Wali Kota Semarang Segera Atur Ojek "Online"

Semarang, ANTARA JATENG - Wali Kota Semarang Hendrar Prihadi segera mengatur mengenai keberadaan ojek berbasis aplikasi atau "online" yang sejauh ini belum diatur dalam regulasi perundang-undangan.
"Khusus untuk angkutan sepeda motor, Pak Kapolda Jawa Tengah tadi menyampaikan, `Pak wali, itu (ojek `online`) harus diatur dengan aturan lokal," katanya di Semarang, Kamis.
Hal itu diungkapkannya di sela sosialisasi mengenai revisi Peraturan Menteri Perhubungan Nomor 32/2016 tentang Penyelenggaraan Angkutan Orang dan Kendaraan Bermotor Umum Tidak Dalam Trayek di Balai Kota Semarang.
Kegiatan sosialisasi yang dihadiri Menteri Perhubungan Budi Karya Sumadi itu diiikuti oleh ratusan pengemudi dan pengusaha transportasi umum, baik konvensional maupun "online", termasuk para pengemudi ojek pangkalan.

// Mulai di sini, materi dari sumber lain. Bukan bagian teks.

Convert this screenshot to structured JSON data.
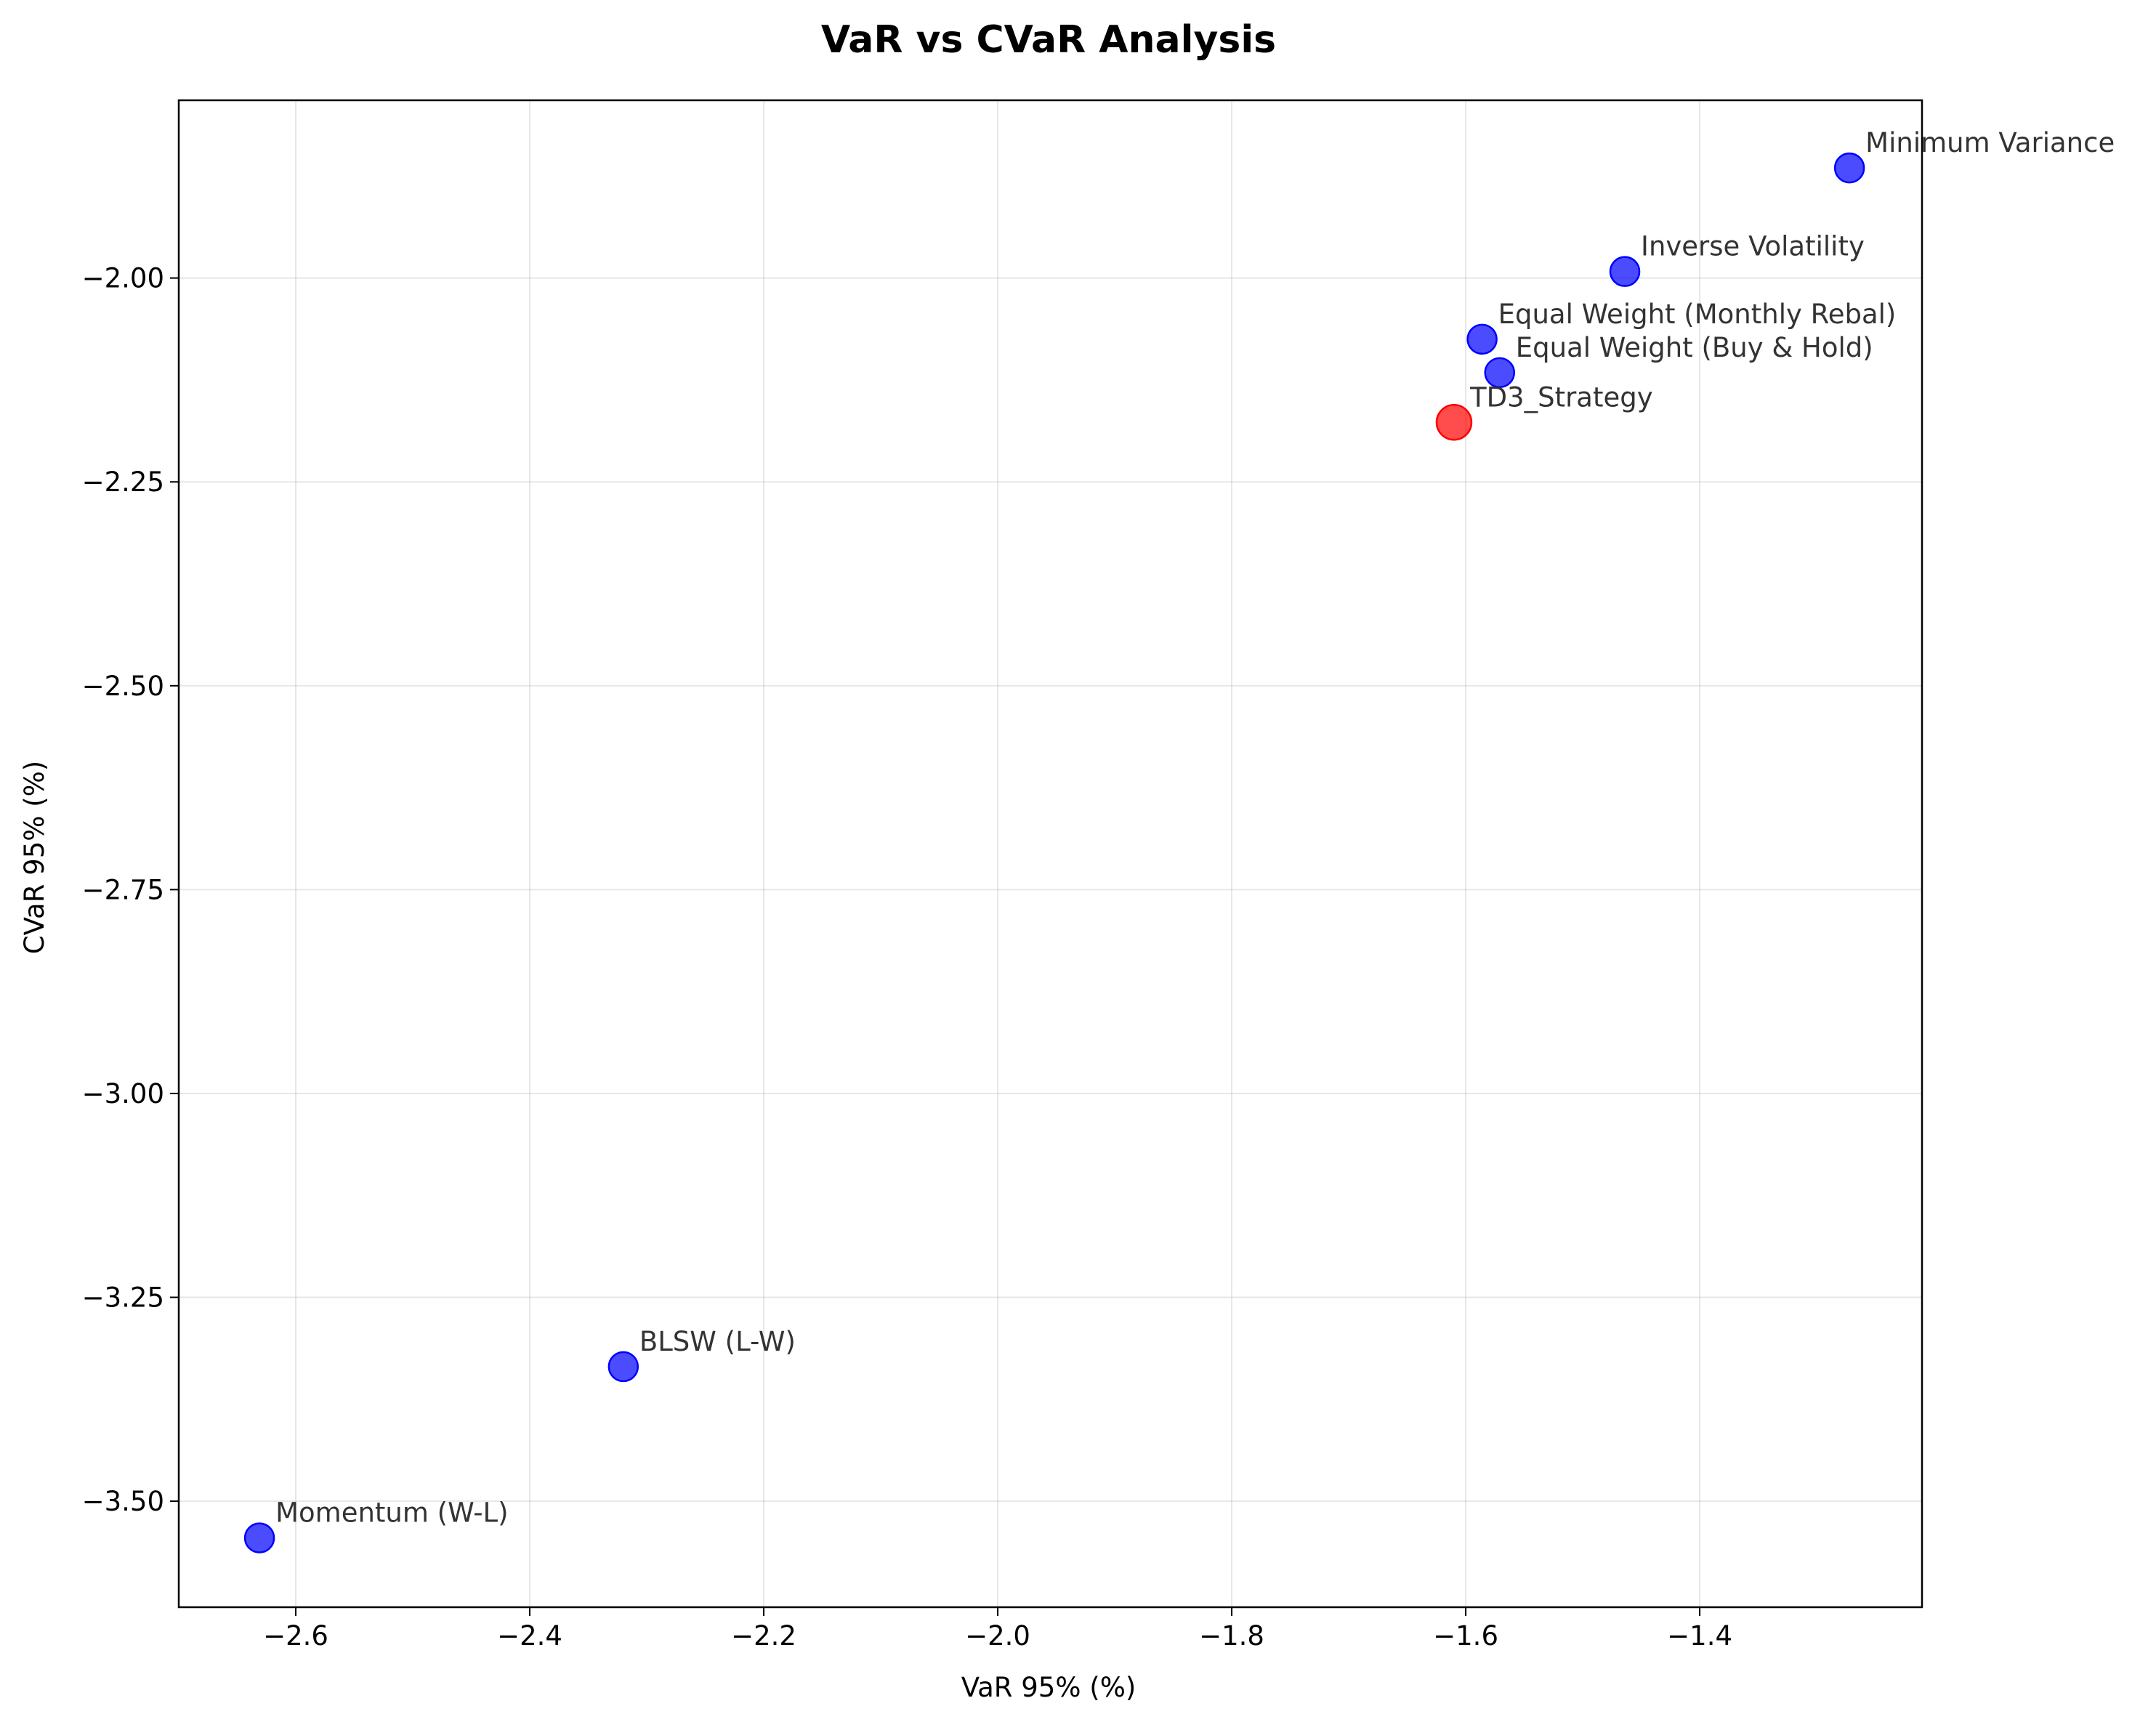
{
  "chart_data": {
    "type": "scatter",
    "title": "VaR vs CVaR Analysis",
    "xlabel": "VaR 95% (%)",
    "ylabel": "CVaR 95% (%)",
    "xlim": [
      -2.7,
      -1.21
    ],
    "ylim": [
      -3.63,
      -1.782
    ],
    "xticks": [
      -2.6,
      -2.4,
      -2.2,
      -2.0,
      -1.8,
      -1.6,
      -1.4
    ],
    "xtick_labels": [
      "−2.6",
      "−2.4",
      "−2.2",
      "−2.0",
      "−1.8",
      "−1.6",
      "−1.4"
    ],
    "yticks": [
      -2.0,
      -2.25,
      -2.5,
      -2.75,
      -3.0,
      -3.25,
      -3.5
    ],
    "ytick_labels": [
      "−2.00",
      "−2.25",
      "−2.50",
      "−2.75",
      "−3.00",
      "−3.25",
      "−3.50"
    ],
    "grid": true,
    "colors": {
      "highlight": "#ff0000",
      "default": "#0000ff"
    },
    "points": [
      {
        "label": "Minimum Variance",
        "x": -1.272,
        "y": -1.865,
        "highlight": false
      },
      {
        "label": "Inverse Volatility",
        "x": -1.464,
        "y": -1.992,
        "highlight": false
      },
      {
        "label": "Equal Weight (Monthly Rebal)",
        "x": -1.586,
        "y": -2.075,
        "highlight": false
      },
      {
        "label": "Equal Weight (Buy & Hold)",
        "x": -1.571,
        "y": -2.116,
        "highlight": false
      },
      {
        "label": "TD3_Strategy",
        "x": -1.61,
        "y": -2.177,
        "highlight": true
      },
      {
        "label": "BLSW (L-W)",
        "x": -2.32,
        "y": -3.335,
        "highlight": false
      },
      {
        "label": "Momentum (W-L)",
        "x": -2.631,
        "y": -3.545,
        "highlight": false
      }
    ]
  }
}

Hendi, sapaan akrab Hendrar Prihadi mengatakan segera mengatur keberadaan ojek "online", diawali dengan "mapping" populasi ojek konvensional, jumlah pangkalan ojek, hingga jumlah pengemudi ojek "online".
"Kami akan lakukan `mapping` aktivitas ojek di Semarang. Pangkalan ojek ada berapa, berapa yang `online`, hingga apa yang harus dimunculkan dalam kesepakatan, seperti titik-titik beroperasinya," katanya.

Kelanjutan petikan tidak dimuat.